Pertarungan Batin dalam Novel Namaku Hiroko: Kajian Psikoanalisis Sigmund Freud
Senin, 26 Mei 2025 21:58 WIB
Analisis kepribadian tokoh utama novel Namaku Hiroko menggunakan teori id, ego, dan superego oleh Sigmund Freud melalui kutipan dalam novel.
Namaku Hiroko adalah salah satu novel klasik Indonesia karya sastrawan perempuan legendaris, NH. Dini (Nurhayati Sri Hardini Siti Nukatin) yang pertama kali diterbitkan oleh Gramedia Pustaka Utama pada tahun 1977. Lewat kisah seorang gadis desa bernama Hiroko yang merantau ke kota dan perlahan mengalami perubahan drastis dalam cara pandangnya terhadap hidup, cinta, dan seksualitas, NH. Dini menyajikan narasi yang berani, jujur, dan mengkritik secara halus.
Hiroko yang awalnya polos dan pemalu, bertransformasi menjadi perempuan yang sadar akan tubuh dan pilihannya, bahkan ketika jalan hidup yang ia tempuh kerap dipandang miring oleh masyarakat.

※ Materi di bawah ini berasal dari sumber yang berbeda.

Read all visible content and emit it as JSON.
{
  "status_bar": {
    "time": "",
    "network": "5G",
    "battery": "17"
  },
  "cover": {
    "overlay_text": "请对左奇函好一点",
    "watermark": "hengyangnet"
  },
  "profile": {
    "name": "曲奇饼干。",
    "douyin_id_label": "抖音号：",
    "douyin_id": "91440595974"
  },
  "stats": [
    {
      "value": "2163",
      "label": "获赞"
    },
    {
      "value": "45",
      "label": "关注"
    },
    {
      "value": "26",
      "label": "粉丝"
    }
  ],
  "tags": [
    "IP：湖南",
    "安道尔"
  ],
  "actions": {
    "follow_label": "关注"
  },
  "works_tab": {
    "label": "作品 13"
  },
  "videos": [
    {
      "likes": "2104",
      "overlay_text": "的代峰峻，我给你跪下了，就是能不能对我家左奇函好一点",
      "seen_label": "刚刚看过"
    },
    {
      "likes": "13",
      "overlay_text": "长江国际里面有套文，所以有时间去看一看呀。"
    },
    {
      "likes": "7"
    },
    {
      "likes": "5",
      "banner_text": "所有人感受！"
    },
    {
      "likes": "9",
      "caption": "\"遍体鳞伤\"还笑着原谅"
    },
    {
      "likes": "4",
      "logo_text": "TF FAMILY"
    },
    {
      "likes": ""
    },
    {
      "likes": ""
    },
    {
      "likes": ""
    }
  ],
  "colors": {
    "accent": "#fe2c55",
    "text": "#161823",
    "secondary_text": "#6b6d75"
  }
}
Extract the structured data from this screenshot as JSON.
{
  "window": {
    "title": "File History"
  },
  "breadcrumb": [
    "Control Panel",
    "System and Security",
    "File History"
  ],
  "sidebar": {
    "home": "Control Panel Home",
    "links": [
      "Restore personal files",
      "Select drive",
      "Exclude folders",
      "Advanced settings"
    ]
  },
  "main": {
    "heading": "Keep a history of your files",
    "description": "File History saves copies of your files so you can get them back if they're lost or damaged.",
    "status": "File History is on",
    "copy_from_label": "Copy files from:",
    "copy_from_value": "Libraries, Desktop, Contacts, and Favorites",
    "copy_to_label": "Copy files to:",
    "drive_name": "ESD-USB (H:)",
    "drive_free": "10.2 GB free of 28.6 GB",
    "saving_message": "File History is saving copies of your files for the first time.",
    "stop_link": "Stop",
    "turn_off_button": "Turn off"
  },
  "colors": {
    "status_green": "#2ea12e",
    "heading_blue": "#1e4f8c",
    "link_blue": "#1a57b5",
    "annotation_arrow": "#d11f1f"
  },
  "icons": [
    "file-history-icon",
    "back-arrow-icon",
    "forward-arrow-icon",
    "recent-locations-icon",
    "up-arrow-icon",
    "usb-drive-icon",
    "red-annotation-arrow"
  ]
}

Tak sekadar menggambarkan pergulatan batin seorang perempuan di tengah kerasnya kehidupan kota, Namaku Hiroko juga menjadi potret kuat tentang pemberdayaan perempuan dalam memilih jalan hidupnya sendiri, menjadikannya sebagai salah satu karya sastra Indonesia yang kaya makna, bernuansa feminis, dan tetap relevan hingga hari ini.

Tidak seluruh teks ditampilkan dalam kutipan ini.